Als een minnelijke schuldenregeling met de schuldeiser is mislukt, kan de schuldenaar in sommige gevallen een dwangakkoord verzoeken bij de rechtbank.  Als dit verzoek wordt toegewezen, dan moeten de weigerende schuldeisers meewerken aan het minnelijke akkoord. De rechtbank zal dit verzoek enkel toewijzen als de weigering van een schuldeisers om mee te werken aan de minnelijke schuldenregeling ‘onredelijk’ is. Een dergelijk verzoek tot het opleggen van een dwangakkoord wordt vaak tegelijk ingediend met een verzoek tot toelating in de Wsnp. Vaak betreft het schuldenaar met meerdere schuldeisers. Echter, afgelopen zomer hebben er zich twee zaken voorgedaan waarin de vraag werd gesteld of een dwangakkoord ook mogelijk is als deze zich slechts richt op één schuldeiser.

De rechtbank Rotterdam heeft op 26 september 2017[1] het verzoek tot het sluiten van een dwangakkoord toegewezen. Het ging hier om een schuldenaar met een schuld van ruim €300.000,-. De schuldenaar had voorgesteld om aan de schuldeiser een kwart te voldoen tegen finale kwijting. De rechtbank overwoog dat uit het artikel over het dwangakkoord, te weten artikel 287a Faillissementswet (Fw), niet kan worden afgeleid dat een dwangakkoord enkel kan worden toegewezen wanneer er sprake is van meerdere schuldeisers. Ook uit de wetsgeschiedenis blijkt volgens de rechtbank dat pluraliteit niet noodzakelijk is voor het kunnen toepassen van artikel 287a Fw.

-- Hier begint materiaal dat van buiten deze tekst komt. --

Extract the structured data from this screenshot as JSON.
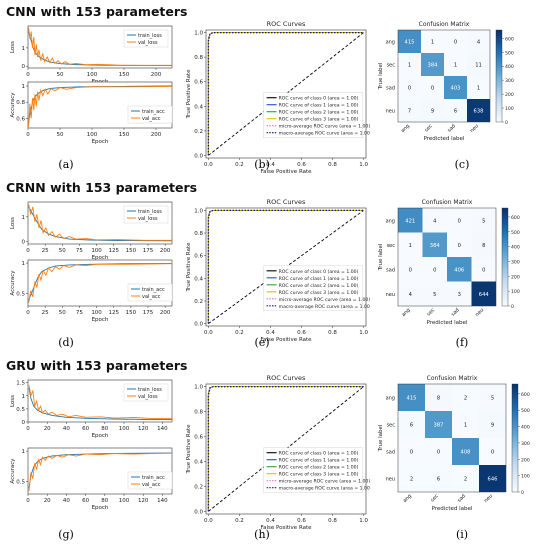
{
  "rows": [
    {
      "title": "CNN with 153 parameters",
      "captions": [
        "(a)",
        "(b)",
        "(c)"
      ],
      "loss": {
        "ylabel": "Loss",
        "xlabel": "Epoch",
        "xticks": [
          0,
          50,
          100,
          150,
          200
        ],
        "xmax": 225,
        "yticks": [
          0,
          1
        ],
        "ymin": -0.1,
        "ymax": 2.2,
        "legend": [
          "train_loss",
          "val_loss"
        ],
        "train_loss": [
          [
            1,
            1.9
          ],
          [
            4,
            1.5
          ],
          [
            8,
            1.0
          ],
          [
            12,
            0.7
          ],
          [
            18,
            0.5
          ],
          [
            25,
            0.35
          ],
          [
            35,
            0.22
          ],
          [
            50,
            0.14
          ],
          [
            70,
            0.09
          ],
          [
            100,
            0.06
          ],
          [
            150,
            0.04
          ],
          [
            225,
            0.03
          ]
        ],
        "val_loss": [
          [
            1,
            2.1
          ],
          [
            3,
            1.5
          ],
          [
            5,
            1.9
          ],
          [
            7,
            1.0
          ],
          [
            9,
            1.6
          ],
          [
            11,
            0.6
          ],
          [
            13,
            1.2
          ],
          [
            15,
            0.5
          ],
          [
            17,
            0.9
          ],
          [
            20,
            0.3
          ],
          [
            23,
            0.7
          ],
          [
            26,
            0.25
          ],
          [
            30,
            0.5
          ],
          [
            34,
            0.2
          ],
          [
            38,
            0.45
          ],
          [
            42,
            0.15
          ],
          [
            47,
            0.3
          ],
          [
            52,
            0.12
          ],
          [
            58,
            0.25
          ],
          [
            65,
            0.1
          ],
          [
            75,
            0.15
          ],
          [
            90,
            0.08
          ],
          [
            110,
            0.1
          ],
          [
            140,
            0.06
          ],
          [
            180,
            0.05
          ],
          [
            225,
            0.05
          ]
        ]
      },
      "acc": {
        "ylabel": "Accuracy",
        "xlabel": "Epoch",
        "xticks": [
          0,
          50,
          100,
          150,
          200
        ],
        "xmax": 225,
        "yticks": [
          0.6,
          0.8,
          1.0
        ],
        "ymin": 0.48,
        "ymax": 1.05,
        "legend": [
          "train_acc",
          "val_acc"
        ],
        "train_acc": [
          [
            1,
            0.55
          ],
          [
            4,
            0.7
          ],
          [
            8,
            0.82
          ],
          [
            12,
            0.88
          ],
          [
            18,
            0.92
          ],
          [
            25,
            0.95
          ],
          [
            35,
            0.97
          ],
          [
            50,
            0.98
          ],
          [
            80,
            0.99
          ],
          [
            150,
            0.995
          ],
          [
            225,
            1.0
          ]
        ],
        "val_acc": [
          [
            1,
            0.5
          ],
          [
            3,
            0.78
          ],
          [
            5,
            0.6
          ],
          [
            7,
            0.85
          ],
          [
            9,
            0.7
          ],
          [
            11,
            0.9
          ],
          [
            13,
            0.75
          ],
          [
            15,
            0.93
          ],
          [
            17,
            0.82
          ],
          [
            20,
            0.95
          ],
          [
            23,
            0.88
          ],
          [
            27,
            0.96
          ],
          [
            31,
            0.9
          ],
          [
            36,
            0.97
          ],
          [
            42,
            0.94
          ],
          [
            50,
            0.98
          ],
          [
            60,
            0.96
          ],
          [
            75,
            0.98
          ],
          [
            100,
            0.99
          ],
          [
            150,
            0.99
          ],
          [
            225,
            0.995
          ]
        ]
      },
      "roc": {
        "title": "ROC Curves",
        "xlabel": "False Positive Rate",
        "ylabel": "True Positive Rate",
        "ticks": [
          "0.0",
          "0.2",
          "0.4",
          "0.6",
          "0.8",
          "1.0"
        ],
        "legend": [
          "ROC curve of class 0 (area = 1.00)",
          "ROC curve of class 1 (area = 1.00)",
          "ROC curve of class 2 (area = 1.00)",
          "ROC curve of class 3 (area = 1.00)",
          "micro-average ROC curve (area = 1.00)",
          "macro-average ROC curve (area = 1.00)"
        ]
      },
      "cm": {
        "title": "Confusion Matrix",
        "xlabel": "Predicted label",
        "ylabel": "True label",
        "labels": [
          "ang",
          "sec",
          "sad",
          "neu"
        ],
        "matrix": [
          [
            415,
            1,
            0,
            4
          ],
          [
            1,
            384,
            1,
            11
          ],
          [
            0,
            0,
            403,
            1
          ],
          [
            7,
            9,
            6,
            638
          ]
        ],
        "colorbar": [
          0,
          100,
          200,
          300,
          400,
          500,
          600
        ]
      }
    },
    {
      "title": "CRNN with 153 parameters",
      "captions": [
        "(d)",
        "(e)",
        "(f)"
      ],
      "loss": {
        "ylabel": "Loss",
        "xlabel": "Epoch",
        "xticks": [
          0,
          25,
          50,
          75,
          100,
          125,
          150,
          175,
          200
        ],
        "xmax": 210,
        "yticks": [
          0,
          1
        ],
        "ymin": -0.1,
        "ymax": 1.6,
        "legend": [
          "train_loss",
          "val_loss"
        ],
        "train_loss": [
          [
            1,
            1.4
          ],
          [
            5,
            1.2
          ],
          [
            10,
            0.95
          ],
          [
            15,
            0.7
          ],
          [
            20,
            0.5
          ],
          [
            30,
            0.3
          ],
          [
            40,
            0.2
          ],
          [
            60,
            0.1
          ],
          [
            90,
            0.06
          ],
          [
            130,
            0.04
          ],
          [
            210,
            0.03
          ]
        ],
        "val_loss": [
          [
            1,
            1.5
          ],
          [
            4,
            1.1
          ],
          [
            7,
            1.4
          ],
          [
            10,
            0.8
          ],
          [
            13,
            1.1
          ],
          [
            16,
            0.55
          ],
          [
            19,
            0.85
          ],
          [
            22,
            0.35
          ],
          [
            26,
            0.55
          ],
          [
            30,
            0.25
          ],
          [
            35,
            0.4
          ],
          [
            40,
            0.18
          ],
          [
            46,
            0.3
          ],
          [
            52,
            0.12
          ],
          [
            60,
            0.2
          ],
          [
            70,
            0.1
          ],
          [
            85,
            0.12
          ],
          [
            100,
            0.07
          ],
          [
            130,
            0.08
          ],
          [
            170,
            0.05
          ],
          [
            210,
            0.05
          ]
        ]
      },
      "acc": {
        "ylabel": "Accuracy",
        "xlabel": "Epoch",
        "xticks": [
          0,
          25,
          50,
          75,
          100,
          125,
          150,
          175,
          200
        ],
        "xmax": 210,
        "yticks": [
          0.5,
          1.0
        ],
        "ymin": 0.3,
        "ymax": 1.05,
        "legend": [
          "train_acc",
          "val_acc"
        ],
        "train_acc": [
          [
            1,
            0.4
          ],
          [
            5,
            0.5
          ],
          [
            10,
            0.65
          ],
          [
            15,
            0.78
          ],
          [
            20,
            0.86
          ],
          [
            30,
            0.92
          ],
          [
            40,
            0.95
          ],
          [
            60,
            0.97
          ],
          [
            90,
            0.98
          ],
          [
            140,
            0.99
          ],
          [
            210,
            0.995
          ]
        ],
        "val_acc": [
          [
            1,
            0.35
          ],
          [
            4,
            0.55
          ],
          [
            7,
            0.45
          ],
          [
            10,
            0.7
          ],
          [
            13,
            0.6
          ],
          [
            16,
            0.82
          ],
          [
            19,
            0.72
          ],
          [
            22,
            0.88
          ],
          [
            26,
            0.8
          ],
          [
            30,
            0.92
          ],
          [
            35,
            0.86
          ],
          [
            40,
            0.94
          ],
          [
            46,
            0.9
          ],
          [
            52,
            0.96
          ],
          [
            60,
            0.93
          ],
          [
            70,
            0.97
          ],
          [
            85,
            0.96
          ],
          [
            100,
            0.98
          ],
          [
            140,
            0.98
          ],
          [
            210,
            0.99
          ]
        ]
      },
      "roc": {
        "title": "ROC Curves",
        "xlabel": "False Positive Rate",
        "ylabel": "True Positive Rate",
        "ticks": [
          "0.0",
          "0.2",
          "0.4",
          "0.6",
          "0.8",
          "1.0"
        ],
        "legend": [
          "ROC curve of class 0 (area = 1.00)",
          "ROC curve of class 1 (area = 1.00)",
          "ROC curve of class 2 (area = 1.00)",
          "ROC curve of class 3 (area = 1.00)",
          "micro-average ROC curve (area = 1.00)",
          "macro-average ROC curve (area = 1.00)"
        ]
      },
      "cm": {
        "title": "Confusion Matrix",
        "xlabel": "Predicted label",
        "ylabel": "True label",
        "labels": [
          "ang",
          "sec",
          "sad",
          "neu"
        ],
        "matrix": [
          [
            421,
            4,
            0,
            5
          ],
          [
            1,
            384,
            0,
            8
          ],
          [
            0,
            0,
            406,
            0
          ],
          [
            4,
            5,
            3,
            644
          ]
        ],
        "colorbar": [
          0,
          100,
          200,
          300,
          400,
          500,
          600
        ]
      }
    },
    {
      "title": "GRU with 153 parameters",
      "captions": [
        "(g)",
        "(h)",
        "(i)"
      ],
      "loss": {
        "ylabel": "Loss",
        "xlabel": "Epoch",
        "xticks": [
          0,
          20,
          40,
          60,
          80,
          100,
          120,
          140
        ],
        "xmax": 150,
        "yticks": [
          0.0,
          0.5,
          1.0,
          1.5
        ],
        "ymin": 0.0,
        "ymax": 1.6,
        "legend": [
          "train_loss",
          "val_loss"
        ],
        "train_loss": [
          [
            1,
            1.3
          ],
          [
            3,
            0.9
          ],
          [
            6,
            0.6
          ],
          [
            10,
            0.45
          ],
          [
            15,
            0.35
          ],
          [
            25,
            0.25
          ],
          [
            40,
            0.18
          ],
          [
            60,
            0.14
          ],
          [
            90,
            0.11
          ],
          [
            120,
            0.1
          ],
          [
            150,
            0.09
          ]
        ],
        "val_loss": [
          [
            1,
            1.4
          ],
          [
            3,
            1.0
          ],
          [
            5,
            1.2
          ],
          [
            7,
            0.6
          ],
          [
            9,
            0.8
          ],
          [
            11,
            0.45
          ],
          [
            13,
            0.6
          ],
          [
            15,
            0.35
          ],
          [
            18,
            0.45
          ],
          [
            21,
            0.3
          ],
          [
            25,
            0.38
          ],
          [
            30,
            0.25
          ],
          [
            36,
            0.3
          ],
          [
            42,
            0.2
          ],
          [
            50,
            0.25
          ],
          [
            60,
            0.18
          ],
          [
            75,
            0.2
          ],
          [
            90,
            0.15
          ],
          [
            110,
            0.17
          ],
          [
            130,
            0.13
          ],
          [
            150,
            0.14
          ]
        ]
      },
      "acc": {
        "ylabel": "Accuracy",
        "xlabel": "Epoch",
        "xticks": [
          0,
          20,
          40,
          60,
          80,
          100,
          120,
          140
        ],
        "xmax": 150,
        "yticks": [
          0.5,
          1.0
        ],
        "ymin": 0.3,
        "ymax": 1.05,
        "legend": [
          "train_acc",
          "val_acc"
        ],
        "train_acc": [
          [
            1,
            0.4
          ],
          [
            3,
            0.6
          ],
          [
            6,
            0.75
          ],
          [
            10,
            0.83
          ],
          [
            15,
            0.88
          ],
          [
            25,
            0.92
          ],
          [
            40,
            0.94
          ],
          [
            60,
            0.95
          ],
          [
            90,
            0.96
          ],
          [
            120,
            0.965
          ],
          [
            150,
            0.97
          ]
        ],
        "val_acc": [
          [
            1,
            0.35
          ],
          [
            3,
            0.65
          ],
          [
            5,
            0.55
          ],
          [
            7,
            0.8
          ],
          [
            9,
            0.7
          ],
          [
            11,
            0.86
          ],
          [
            13,
            0.78
          ],
          [
            15,
            0.9
          ],
          [
            18,
            0.85
          ],
          [
            21,
            0.92
          ],
          [
            25,
            0.88
          ],
          [
            30,
            0.93
          ],
          [
            36,
            0.9
          ],
          [
            42,
            0.94
          ],
          [
            50,
            0.92
          ],
          [
            60,
            0.95
          ],
          [
            75,
            0.94
          ],
          [
            90,
            0.96
          ],
          [
            110,
            0.95
          ],
          [
            130,
            0.96
          ],
          [
            150,
            0.965
          ]
        ]
      },
      "roc": {
        "title": "ROC Curves",
        "xlabel": "False Positive Rate",
        "ylabel": "True Positive Rate",
        "ticks": [
          "0.0",
          "0.2",
          "0.4",
          "0.6",
          "0.8",
          "1.0"
        ],
        "legend": [
          "ROC curve of class 0 (area = 1.00)",
          "ROC curve of class 1 (area = 1.00)",
          "ROC curve of class 2 (area = 1.00)",
          "ROC curve of class 3 (area = 1.00)",
          "micro-average ROC curve (area = 1.00)",
          "macro-average ROC curve (area = 1.00)"
        ]
      },
      "cm": {
        "title": "Confusion Matrix",
        "xlabel": "Predicted label",
        "ylabel": "True label",
        "labels": [
          "ang",
          "sec",
          "sad",
          "neu"
        ],
        "matrix": [
          [
            415,
            8,
            2,
            5
          ],
          [
            6,
            387,
            1,
            9
          ],
          [
            0,
            0,
            408,
            0
          ],
          [
            2,
            6,
            2,
            646
          ]
        ],
        "colorbar": [
          0,
          100,
          200,
          300,
          400,
          500,
          600
        ]
      }
    }
  ],
  "chart_data": [
    {
      "type": "line",
      "title": "",
      "xlabel": "Epoch",
      "ylabel": "Loss",
      "series": [
        {
          "name": "train_loss"
        },
        {
          "name": "val_loss"
        }
      ]
    },
    {
      "type": "line",
      "title": "",
      "xlabel": "Epoch",
      "ylabel": "Accuracy",
      "series": [
        {
          "name": "train_acc"
        },
        {
          "name": "val_acc"
        }
      ]
    },
    {
      "type": "line",
      "title": "ROC Curves",
      "xlabel": "False Positive Rate",
      "ylabel": "True Positive Rate",
      "xlim": [
        0,
        1
      ],
      "ylim": [
        0,
        1
      ]
    },
    {
      "type": "heatmap",
      "title": "Confusion Matrix",
      "xlabel": "Predicted label",
      "ylabel": "True label",
      "categories": [
        "ang",
        "sec",
        "sad",
        "neu"
      ]
    }
  ],
  "colors": {
    "train": "#1f77b4",
    "val": "#ff7f0e",
    "roc_class0": "#000000",
    "roc_class1": "#1f4fd0",
    "roc_class2": "#2ca02c",
    "roc_class3": "#e0c000",
    "roc_micro": "#e377c2",
    "roc_macro": "#1a1a80",
    "cm_low": "#f7fbff",
    "cm_high": "#08306b"
  }
}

De rechtbank Den Haag heeft op 22 augustus 2017[2] echter een soortgelijk verzoek afgewezen. In dit geval had de schuldenaar één schuld ten bedrage van ruim €50.000,-. waarvan hij voorstelde bijna 10% te voldoen. De rechtbank overwoog dat het voor artikel 287a Fw essentieel is dat er naast de schuldenaar, meer dan één schuldeiser betrokken is. Dit blijkt niet alleen uit het systeem van de faillissementswet, maar ook uit de jurisprudentie over het dwangakkoord. Daar is er steevast sprake van een ‘dwarsliggende’ minderheid van de schuldeisers die volgens de eisende schuldenaar tot een andere opstelling moet worden gebracht.

Gelet op het voorgaande is het tot op heden onduidelijk of een dwangakkoord kan worden opgelegd in geval van één enkele schuldeiser. Een hogere rechterlijke instantie zal hier uitsluitsel over moeten geven.

[1] Rechtbank Rotterdam 26 september 2017 (ECLI:NL:RBROT:2017:7419) 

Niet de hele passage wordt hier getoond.